APPLICATION & CONTEXT
On signalized streets with a high volume of transit vehicles, typically more than 10 per hour or with combined headways less than 4 to 6 minutes, in mixed-traffic or dedicated lanes.
Where active transit signal priority is less feasible or has limited benefits, including streets with short distances between signals, streets with high pedestrian activity levels, and streets with short signal cycles.
Transit signal progressions are highly effective on one-way streets. On two-way streets, it may be necessary to prioritize the peak direction transit service if progressions are not possible in both directions.
Reducing signal progression speeds to meet average transit running times allows buses and streetcars to keep up with the signal progression.
Especially on streets with transit lanes, or where most traffic clears within the vehicle platoon, transit vehicles can catch up to the signal progression after a stop.
The combination of a low-speed signal progression and short signal cycles can improve transit performance.
Timing signal progressions to lower speeds provides additional efficiency benefits to bicyclists, and promotes a safer urban street environment for all users by discouraging high speeds.
The combination of reduced variation and reduced average travel time by using transit signal progressions can result, over the course of a long, frequent transit route, in enough time savings to result in an additional run with the same number of vehicles.
To maximize the effect of passive signal priority, transit travel time variability should be reduced through stop consolidation and dedicated transit lanes.
Signal progression speeds should be considered in the overall context of the street. Block length, crossing distance, and traffic volume are relevant to the selection of transit-friendly signal progression speeds.
Private motor vehicle travel times may be increased when signal progression speeds are reduced, but since signal delay is a large portion of car travel time, short signal cycles may offset this increase for most trips.

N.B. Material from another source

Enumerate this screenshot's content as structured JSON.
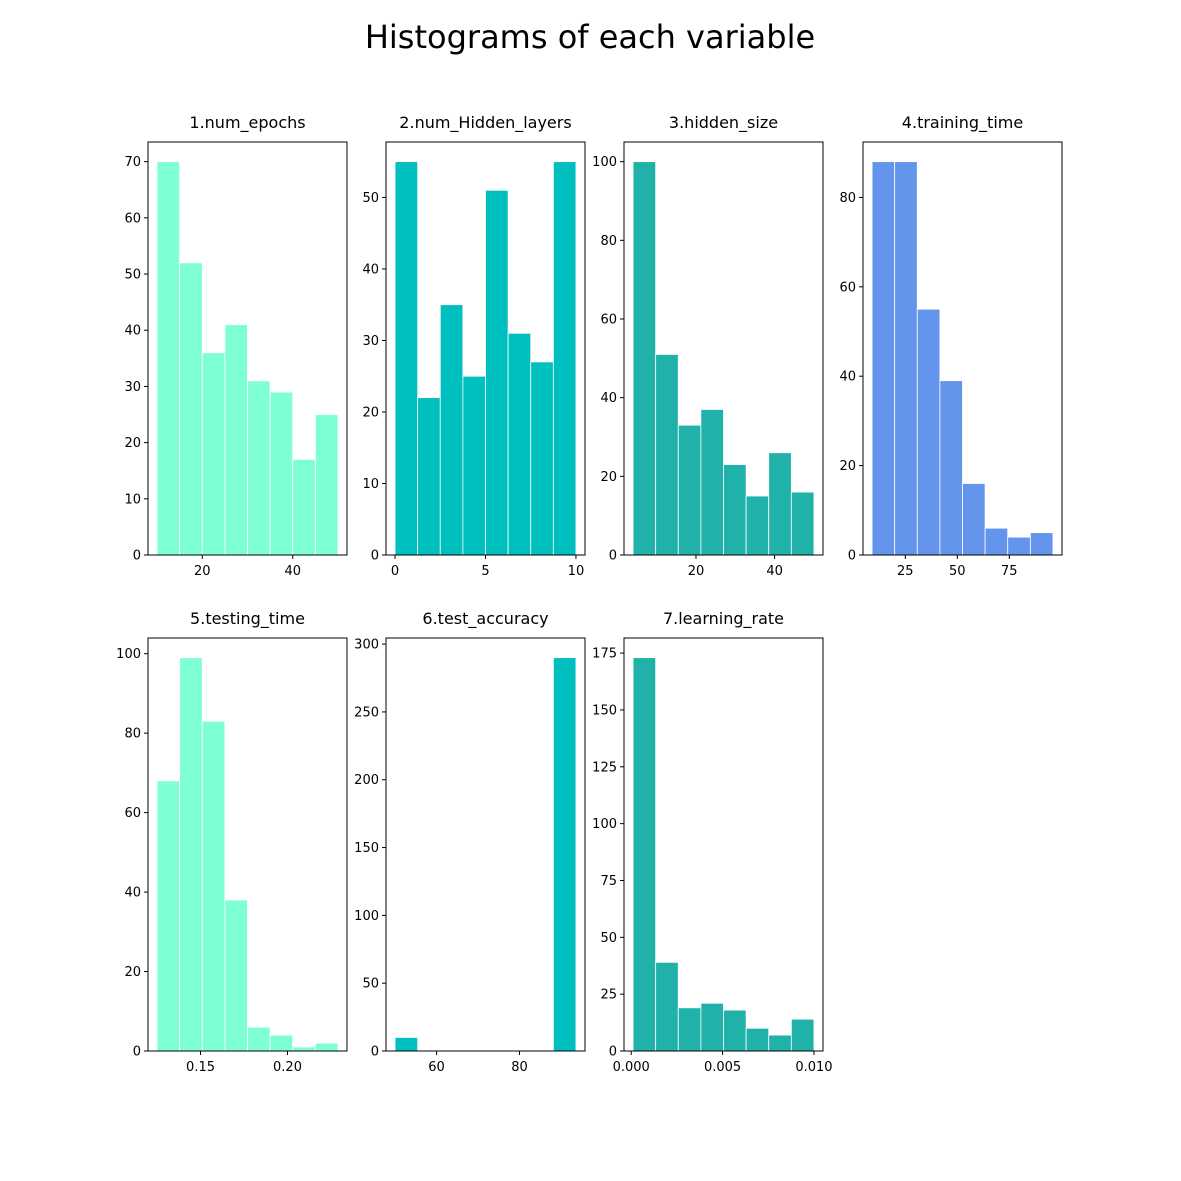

On downtown streets with intersecting progressions or on transit corridor streets with high transit volumes, active transit signal priority can be impractical. Instead, signal timing can build typical dwell time at stops into the signal progression, or the progression can be set to a lower speed.
Include cross-street progressions in signal timing planning, especially for streets with high transit or total volume.
On streets with a mix of transit services, extra attention will be needed to set offsets to minimize delays. In some cases, signal timing changes will require prioritizing a rapid service over a local area.